2020 Comic-Con Thoughts

            Nearly forty years ago I went to my first comic book convention.

            It was fun, and quite small.

            Next I would attend a Robotech convention, it was fun, and even smaller.

            A few years later I went to my very first San Diego Comic-Con.

            At the time it was held in the old San Diego Convention Center downtown, I’m not old enough to have attended in the hotel where it first began. But that year, it was quite an amazing experience for the kid who had his hopes set on becoming a comic book artist.

            Two things stand out in my memories of my first Comic-Con. Getting inking lessons from Dick Giordano, (especially how to create ‘Kirby Dots’) and hoping to meet one of my favorite writers. Unfortunately, he missed his panel, afterwards a few of us attempted to have him paged, but he never showed.

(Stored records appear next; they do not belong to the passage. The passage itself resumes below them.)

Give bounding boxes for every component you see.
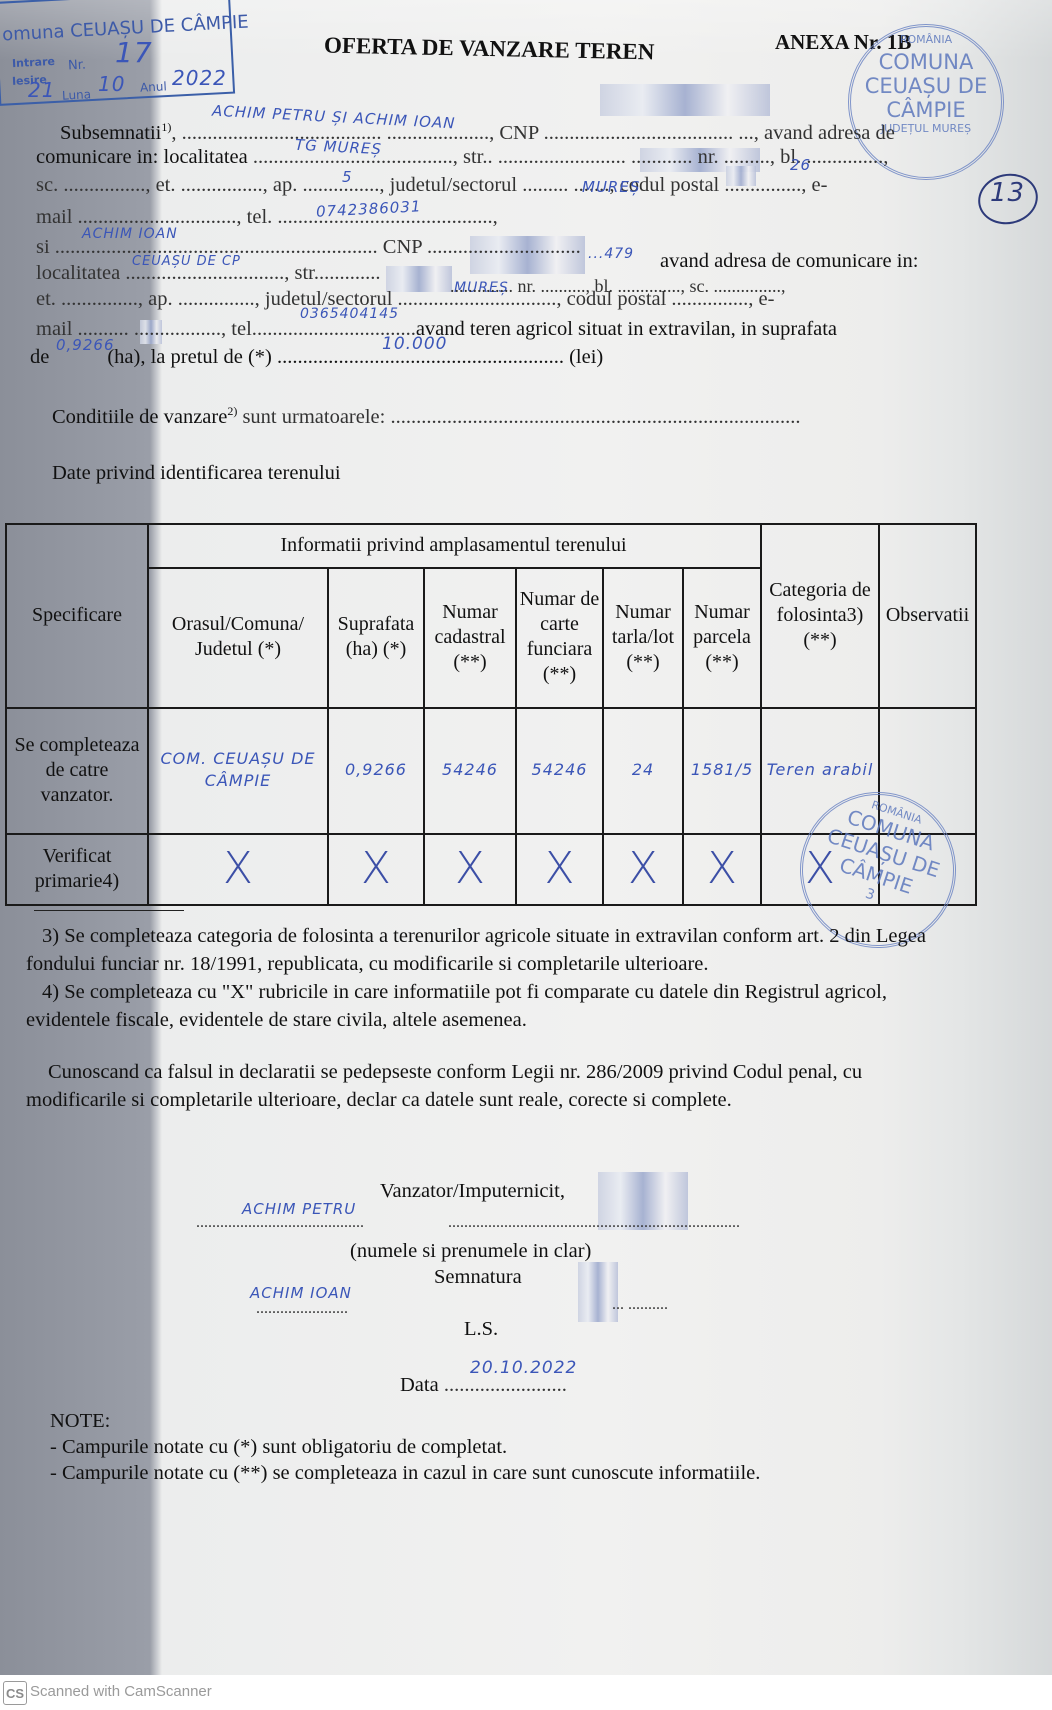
sale-conditions: Conditiile de vanzare2) sunt urmatoarele…: [52, 404, 800, 429]
signature-label: Semnatura: [434, 1266, 522, 1289]
seal-label: L.S.: [464, 1318, 498, 1341]
handwritten-ap-1: 5: [342, 168, 353, 186]
form-line-nr-bl-2: .............. nr. .........., bl. .....…: [450, 276, 786, 297]
table-column-header: Categoria de folosinta3) (**): [762, 523, 878, 707]
table-column-header: Numar tarla/lot (**): [604, 567, 682, 707]
table-column-header: Specificare: [7, 523, 147, 707]
stamp-line3: CÂMPIE: [851, 98, 1001, 122]
table-row-label: Se completeaza de catre vanzator.: [7, 707, 147, 833]
camscanner-logo-icon: CS: [3, 1681, 27, 1705]
footnote-4: 4) Se completeaza cu "X" rubricile in ca…: [26, 978, 956, 1034]
verification-mark: X: [149, 833, 327, 904]
table-cell: 54246: [425, 707, 515, 833]
form-line-comunicare: comunicare in: localitatea .............…: [36, 146, 888, 169]
name-line-2: .......................: [256, 1300, 348, 1318]
section-heading: Date privind identificarea terenului: [52, 462, 341, 485]
name-line: ........................................…: [196, 1214, 364, 1232]
registry-stamp-anul-label: Anul: [140, 79, 167, 94]
handwritten-judet-1: MUREȘ: [582, 178, 640, 196]
verification-mark: X: [425, 833, 515, 904]
table-column-divider: [975, 523, 977, 906]
handwritten-suprafata: 0,9266: [56, 336, 115, 354]
table-column-header: Suprafata (ha) (*): [329, 567, 423, 707]
signature-line-2: ... ..........: [612, 1296, 668, 1314]
table-cell: COM. CEUAȘU DE CÂMPIE: [149, 707, 327, 833]
registry-number: 17: [115, 36, 153, 69]
table-cell: 1581/5: [684, 707, 760, 833]
table-column-header: Observatii: [880, 523, 975, 707]
verification-mark: X: [604, 833, 682, 904]
verification-mark: X: [329, 833, 423, 904]
redacted-cnp-1: [600, 84, 770, 116]
form-line-subsemnatii: Subsemnatii1), .........................…: [60, 120, 895, 145]
table-cell: 24: [604, 707, 682, 833]
registry-stamp-nr-label: Nr.: [68, 58, 87, 74]
form-line-sc-et-ap: sc. ................, et. ..............…: [36, 174, 827, 197]
name-hint: (numele si prenumele in clar): [350, 1240, 591, 1263]
handwritten-bl-1: 26: [790, 156, 811, 174]
table-column-header: Numar de carte funciara (**): [517, 567, 602, 707]
seller-role-label: Vanzator/Imputernicit,: [380, 1180, 565, 1203]
table-row-label: Verificat primarie4): [7, 833, 147, 904]
verification-mark: X: [684, 833, 760, 904]
scanner-watermark: Scanned with CamScanner: [30, 1683, 212, 1700]
note-item-1: - Campurile notate cu (*) sunt obligator…: [50, 1436, 507, 1459]
registry-year: 2022: [172, 66, 227, 90]
footnote-3: 3) Se completeaza categoria de folosinta…: [26, 922, 956, 978]
table-column-header: Orasul/Comuna/ Judetul (*): [149, 567, 327, 707]
table-cell: 0,9266: [329, 707, 423, 833]
verification-mark: X: [517, 833, 602, 904]
registry-stamp-intrare: Intrare: [12, 55, 56, 70]
registry-day: 21: [28, 78, 55, 102]
stamp-line1: COMUNA: [851, 50, 1001, 74]
form-line-suprafata-pret: de(ha), la pretul de (*) ...............…: [30, 346, 603, 369]
notes-title: NOTE:: [50, 1410, 110, 1433]
signature-line-1: ........................................…: [448, 1214, 740, 1232]
note-item-2: - Campurile notate cu (**) se completeaz…: [50, 1462, 760, 1485]
handwritten-tel-2: 0365404145: [300, 306, 399, 322]
table-column-header: Numar cadastral (**): [425, 567, 515, 707]
stamp-line2: CEUAȘU DE: [851, 74, 1001, 98]
table-column-header: Numar parcela (**): [684, 567, 760, 707]
registry-month: 10: [98, 72, 125, 96]
handwritten-date: 20.10.2022: [470, 1358, 577, 1378]
footnote-divider: [34, 910, 184, 911]
handwritten-localitate-2: CEUAȘU DE CP: [132, 254, 241, 269]
form-line-avand-adresa: avand adresa de comunicare in:: [660, 250, 918, 273]
registry-stamp-luna-label: Luna: [62, 87, 92, 103]
stamp-country: ROMÂNIA: [851, 33, 1001, 46]
table-group-header: Informatii privind amplasamentul terenul…: [147, 523, 760, 567]
handwritten-cnp-2: ...479: [588, 246, 634, 262]
table-cell: 54246: [517, 707, 602, 833]
handwritten-second-seller: ACHIM IOAN: [82, 226, 178, 242]
handwritten-pret: 10.000: [382, 334, 447, 354]
declaration-text: Cunoscand ca falsul in declaratii se ped…: [26, 1058, 956, 1114]
page-marker-number: 13: [990, 178, 1025, 208]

            Many years later I spotted him across the lobby of one of the San Diego Comic-Con hotels and I rushed across to talk with him. I told him how much his comics, his writing, his research, influenced the young boy that I was and the man I am. That was probably one of the best experiences of all my Comic-Con visits.

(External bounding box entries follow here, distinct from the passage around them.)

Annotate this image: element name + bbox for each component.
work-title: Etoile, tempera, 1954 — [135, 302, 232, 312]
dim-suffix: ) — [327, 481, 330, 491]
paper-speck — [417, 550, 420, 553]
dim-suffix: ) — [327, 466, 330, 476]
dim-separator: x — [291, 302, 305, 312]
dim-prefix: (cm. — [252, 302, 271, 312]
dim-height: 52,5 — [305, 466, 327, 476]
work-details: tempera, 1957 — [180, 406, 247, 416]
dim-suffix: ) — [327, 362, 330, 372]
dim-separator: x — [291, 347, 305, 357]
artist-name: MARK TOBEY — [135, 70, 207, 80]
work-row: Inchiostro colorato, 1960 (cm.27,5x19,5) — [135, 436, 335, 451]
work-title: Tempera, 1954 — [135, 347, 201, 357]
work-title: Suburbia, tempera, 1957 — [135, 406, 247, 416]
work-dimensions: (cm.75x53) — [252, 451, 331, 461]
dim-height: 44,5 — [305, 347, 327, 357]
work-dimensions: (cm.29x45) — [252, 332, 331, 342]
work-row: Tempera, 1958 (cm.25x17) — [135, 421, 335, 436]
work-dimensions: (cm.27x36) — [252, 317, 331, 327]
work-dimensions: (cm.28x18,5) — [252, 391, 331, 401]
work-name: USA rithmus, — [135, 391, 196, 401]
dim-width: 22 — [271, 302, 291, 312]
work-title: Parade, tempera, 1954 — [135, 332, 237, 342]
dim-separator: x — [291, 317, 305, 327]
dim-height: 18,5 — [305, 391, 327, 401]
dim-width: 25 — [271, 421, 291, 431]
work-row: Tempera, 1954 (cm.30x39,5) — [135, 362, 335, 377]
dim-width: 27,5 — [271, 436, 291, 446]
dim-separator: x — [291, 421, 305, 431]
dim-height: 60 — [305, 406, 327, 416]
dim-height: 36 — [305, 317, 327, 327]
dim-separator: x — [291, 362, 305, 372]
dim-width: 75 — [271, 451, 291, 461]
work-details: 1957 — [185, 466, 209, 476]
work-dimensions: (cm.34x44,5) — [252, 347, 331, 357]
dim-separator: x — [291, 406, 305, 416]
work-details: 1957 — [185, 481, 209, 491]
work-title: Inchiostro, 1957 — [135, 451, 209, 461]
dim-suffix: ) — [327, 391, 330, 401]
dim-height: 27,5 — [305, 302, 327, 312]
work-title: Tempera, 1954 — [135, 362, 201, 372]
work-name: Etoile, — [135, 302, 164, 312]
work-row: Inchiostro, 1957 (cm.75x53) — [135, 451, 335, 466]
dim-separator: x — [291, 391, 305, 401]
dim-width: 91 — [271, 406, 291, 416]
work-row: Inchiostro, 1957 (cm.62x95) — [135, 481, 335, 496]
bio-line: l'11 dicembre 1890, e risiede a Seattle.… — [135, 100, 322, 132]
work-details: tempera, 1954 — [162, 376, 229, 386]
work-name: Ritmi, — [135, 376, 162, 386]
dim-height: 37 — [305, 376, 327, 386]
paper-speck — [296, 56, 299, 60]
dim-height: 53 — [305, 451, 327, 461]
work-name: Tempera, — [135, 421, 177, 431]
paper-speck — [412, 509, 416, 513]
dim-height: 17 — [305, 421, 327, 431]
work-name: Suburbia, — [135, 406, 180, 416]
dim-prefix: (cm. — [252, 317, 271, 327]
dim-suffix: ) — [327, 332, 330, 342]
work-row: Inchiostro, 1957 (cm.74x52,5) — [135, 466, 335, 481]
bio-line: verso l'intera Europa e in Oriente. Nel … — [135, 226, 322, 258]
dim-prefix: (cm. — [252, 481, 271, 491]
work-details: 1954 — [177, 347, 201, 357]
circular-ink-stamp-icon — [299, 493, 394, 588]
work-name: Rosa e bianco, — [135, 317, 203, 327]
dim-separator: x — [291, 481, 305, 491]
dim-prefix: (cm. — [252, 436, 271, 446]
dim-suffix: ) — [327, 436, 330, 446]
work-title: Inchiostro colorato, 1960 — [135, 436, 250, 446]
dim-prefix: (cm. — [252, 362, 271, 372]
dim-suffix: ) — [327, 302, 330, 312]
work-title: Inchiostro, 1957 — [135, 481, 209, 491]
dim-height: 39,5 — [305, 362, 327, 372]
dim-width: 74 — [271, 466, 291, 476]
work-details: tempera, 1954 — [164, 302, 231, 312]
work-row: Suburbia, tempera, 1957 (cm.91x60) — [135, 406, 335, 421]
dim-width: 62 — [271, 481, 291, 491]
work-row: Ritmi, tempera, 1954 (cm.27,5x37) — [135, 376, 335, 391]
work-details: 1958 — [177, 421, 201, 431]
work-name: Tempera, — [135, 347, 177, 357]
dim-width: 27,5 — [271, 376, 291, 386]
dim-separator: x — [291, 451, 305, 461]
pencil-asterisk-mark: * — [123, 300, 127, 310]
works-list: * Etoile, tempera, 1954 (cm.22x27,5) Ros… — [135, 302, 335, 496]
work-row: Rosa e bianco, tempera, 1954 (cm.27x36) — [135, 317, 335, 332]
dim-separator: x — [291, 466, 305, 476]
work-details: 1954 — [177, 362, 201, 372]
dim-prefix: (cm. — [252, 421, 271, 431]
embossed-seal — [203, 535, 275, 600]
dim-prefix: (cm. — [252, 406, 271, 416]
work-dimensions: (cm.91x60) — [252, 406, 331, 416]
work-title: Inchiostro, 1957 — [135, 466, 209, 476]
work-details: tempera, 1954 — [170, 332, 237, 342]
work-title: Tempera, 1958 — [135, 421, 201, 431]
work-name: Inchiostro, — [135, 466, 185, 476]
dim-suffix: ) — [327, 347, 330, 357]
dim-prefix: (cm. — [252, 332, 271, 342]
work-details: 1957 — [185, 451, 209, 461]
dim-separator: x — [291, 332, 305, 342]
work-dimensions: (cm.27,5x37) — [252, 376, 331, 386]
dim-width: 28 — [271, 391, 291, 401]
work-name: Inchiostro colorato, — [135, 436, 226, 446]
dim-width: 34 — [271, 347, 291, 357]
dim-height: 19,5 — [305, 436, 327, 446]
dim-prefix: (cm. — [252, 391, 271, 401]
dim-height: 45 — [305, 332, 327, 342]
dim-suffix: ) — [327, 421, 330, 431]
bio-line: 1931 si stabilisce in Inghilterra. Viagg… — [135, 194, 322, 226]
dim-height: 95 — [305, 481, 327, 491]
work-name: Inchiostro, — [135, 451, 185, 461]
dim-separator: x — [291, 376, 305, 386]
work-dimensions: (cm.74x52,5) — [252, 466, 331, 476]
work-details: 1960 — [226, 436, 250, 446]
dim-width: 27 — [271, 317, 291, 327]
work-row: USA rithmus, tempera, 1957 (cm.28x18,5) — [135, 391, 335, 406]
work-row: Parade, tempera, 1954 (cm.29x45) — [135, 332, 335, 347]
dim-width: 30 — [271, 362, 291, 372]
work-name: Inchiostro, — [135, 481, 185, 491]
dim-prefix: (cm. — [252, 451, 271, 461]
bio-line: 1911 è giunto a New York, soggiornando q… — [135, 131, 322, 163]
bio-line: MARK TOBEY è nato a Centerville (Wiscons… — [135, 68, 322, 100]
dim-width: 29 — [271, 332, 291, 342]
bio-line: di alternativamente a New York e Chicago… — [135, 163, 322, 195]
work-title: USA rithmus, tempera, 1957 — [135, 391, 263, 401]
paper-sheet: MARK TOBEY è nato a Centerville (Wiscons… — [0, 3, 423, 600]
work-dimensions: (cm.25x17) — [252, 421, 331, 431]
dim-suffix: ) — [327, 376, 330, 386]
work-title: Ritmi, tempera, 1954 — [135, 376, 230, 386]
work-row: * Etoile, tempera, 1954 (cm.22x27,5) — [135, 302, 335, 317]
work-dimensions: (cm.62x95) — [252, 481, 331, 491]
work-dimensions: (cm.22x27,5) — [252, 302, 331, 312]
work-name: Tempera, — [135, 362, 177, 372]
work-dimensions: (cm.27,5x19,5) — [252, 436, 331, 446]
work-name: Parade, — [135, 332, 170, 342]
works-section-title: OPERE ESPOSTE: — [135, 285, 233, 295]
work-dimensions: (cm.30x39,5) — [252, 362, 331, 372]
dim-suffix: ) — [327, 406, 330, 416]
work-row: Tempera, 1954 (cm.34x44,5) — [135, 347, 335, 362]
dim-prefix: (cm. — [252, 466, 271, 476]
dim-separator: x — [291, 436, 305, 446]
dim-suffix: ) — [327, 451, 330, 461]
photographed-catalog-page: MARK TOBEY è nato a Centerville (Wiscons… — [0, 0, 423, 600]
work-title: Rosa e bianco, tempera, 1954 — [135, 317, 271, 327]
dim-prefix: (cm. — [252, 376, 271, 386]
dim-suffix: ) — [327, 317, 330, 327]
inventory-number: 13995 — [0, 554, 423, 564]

            The year of my first San Diego Comic-Con the attendance was 5,000.

            That sounded like a massive amount of people at the time, but it is nothing compared to the 120,000 to 160,000 that have attended each year over the last decade or so. Many more who hang out in the Gaslamp District.

            In over 30 years I only missed San Diego one time.

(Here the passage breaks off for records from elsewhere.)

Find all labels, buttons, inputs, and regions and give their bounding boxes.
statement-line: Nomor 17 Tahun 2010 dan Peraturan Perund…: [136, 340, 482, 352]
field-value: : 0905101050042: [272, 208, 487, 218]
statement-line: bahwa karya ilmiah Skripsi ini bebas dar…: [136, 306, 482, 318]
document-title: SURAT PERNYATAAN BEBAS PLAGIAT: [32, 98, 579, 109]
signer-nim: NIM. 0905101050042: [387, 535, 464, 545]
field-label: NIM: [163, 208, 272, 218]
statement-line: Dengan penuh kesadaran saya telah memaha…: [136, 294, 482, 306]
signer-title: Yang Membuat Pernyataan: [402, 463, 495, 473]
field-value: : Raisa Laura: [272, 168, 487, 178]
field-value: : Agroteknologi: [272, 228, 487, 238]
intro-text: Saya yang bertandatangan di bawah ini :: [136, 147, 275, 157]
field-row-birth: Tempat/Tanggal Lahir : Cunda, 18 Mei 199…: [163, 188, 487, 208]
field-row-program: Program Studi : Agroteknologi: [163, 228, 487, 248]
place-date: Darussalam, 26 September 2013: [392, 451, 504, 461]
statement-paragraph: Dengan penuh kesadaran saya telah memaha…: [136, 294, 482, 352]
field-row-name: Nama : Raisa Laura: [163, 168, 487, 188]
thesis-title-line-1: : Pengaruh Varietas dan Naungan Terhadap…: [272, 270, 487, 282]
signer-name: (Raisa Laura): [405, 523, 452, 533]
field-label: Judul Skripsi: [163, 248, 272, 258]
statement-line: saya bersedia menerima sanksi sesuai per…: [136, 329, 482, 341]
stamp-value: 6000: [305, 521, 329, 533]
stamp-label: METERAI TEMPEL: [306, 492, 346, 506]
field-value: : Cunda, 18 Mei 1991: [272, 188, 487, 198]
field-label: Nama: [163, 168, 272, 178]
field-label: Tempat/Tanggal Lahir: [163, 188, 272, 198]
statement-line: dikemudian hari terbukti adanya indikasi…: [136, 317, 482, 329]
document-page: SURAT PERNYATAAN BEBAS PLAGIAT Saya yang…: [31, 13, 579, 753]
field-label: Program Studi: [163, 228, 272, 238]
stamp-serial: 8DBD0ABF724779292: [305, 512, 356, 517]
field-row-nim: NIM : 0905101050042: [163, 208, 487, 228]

            I’ve always been a loner geek, and in a massive con crowd even more so. I’d have to find someone to go with me.

            With in weeks of when the woman who would become my wife moved to Southern California, I took to her to her first convention. To the San Diego Comic-Con. She’d later say I should have started her off small, but she enjoyed it all the same, and has gone with me every year since. Both of us with Pro-Badges now.

            This year things are different, for all of us. Convention season hasn’t been canceled; it has gone virtual. The Convention Center, Exhibit Hall, The Masquerade, the Panels, they all exist in The Cloud right now. On YouTube, Twitch, Twitter, and more.
For San Diego Comic-Con they are now Comic-Con@Home. Wednesday, July 22nd. to Sunday, July 26.

The 2020 Comic-Con souvenir book. Click on the image to download a PDF copy.

            It’s disappointing, but it’s not gone.

As for the future, no one really knows yet. Conventions will probably never be that large again, but maybe that’s a good thing. Maybe it’s time that our love for comics, movies, video games, science fiction, and fantasy returns to being more intimate. Where a small group of fans can enjoy their shared love for a comic book, or good naturedly argue over how a movie didn’t quite get their favorite character just right, and not be crowded out and have to shout over one another. Where Disney Princesses and Transformers don’t have to worry about thousands of feet tramping on their costumes.

            The Cons are about us, the fans, and our love of stories that exist in four-color comics, books, celluloid film, digital pixels, computer screens, smart phones, and much more.

            Speaking of that love, and of our fandoms, I’d like to recommend something:

ONCE UPON A CON

            As I write this blog I am finishing reading a book for the third time. It seemed to be the right book to read in the midst of this Con Season.

            It’s title is GEEKERELLA: A FANGIRL FAIRY TALE, part one of author Ashley Poston‘s ONCE UPON A CON series of novels.

            This book is a love song to comic and science fiction conventions, to comics and science fiction television, to fans and fandom, to just plain being a geek no matter who you are. Are you an actor, a writer, an artist, a blogger, or just a good old fan of an old TV series, you exist inside the impossible universe of Geekeralla.

            While not being able to go to a con and need something to pull on your convention heartstrings, this book will do it.

            Then go pick up the second book in the series THE PRINCESS AND THE FAN GIRL, and coming in August BOOKISH AND THE BEAST.

            Your Inner-Geek will thank you.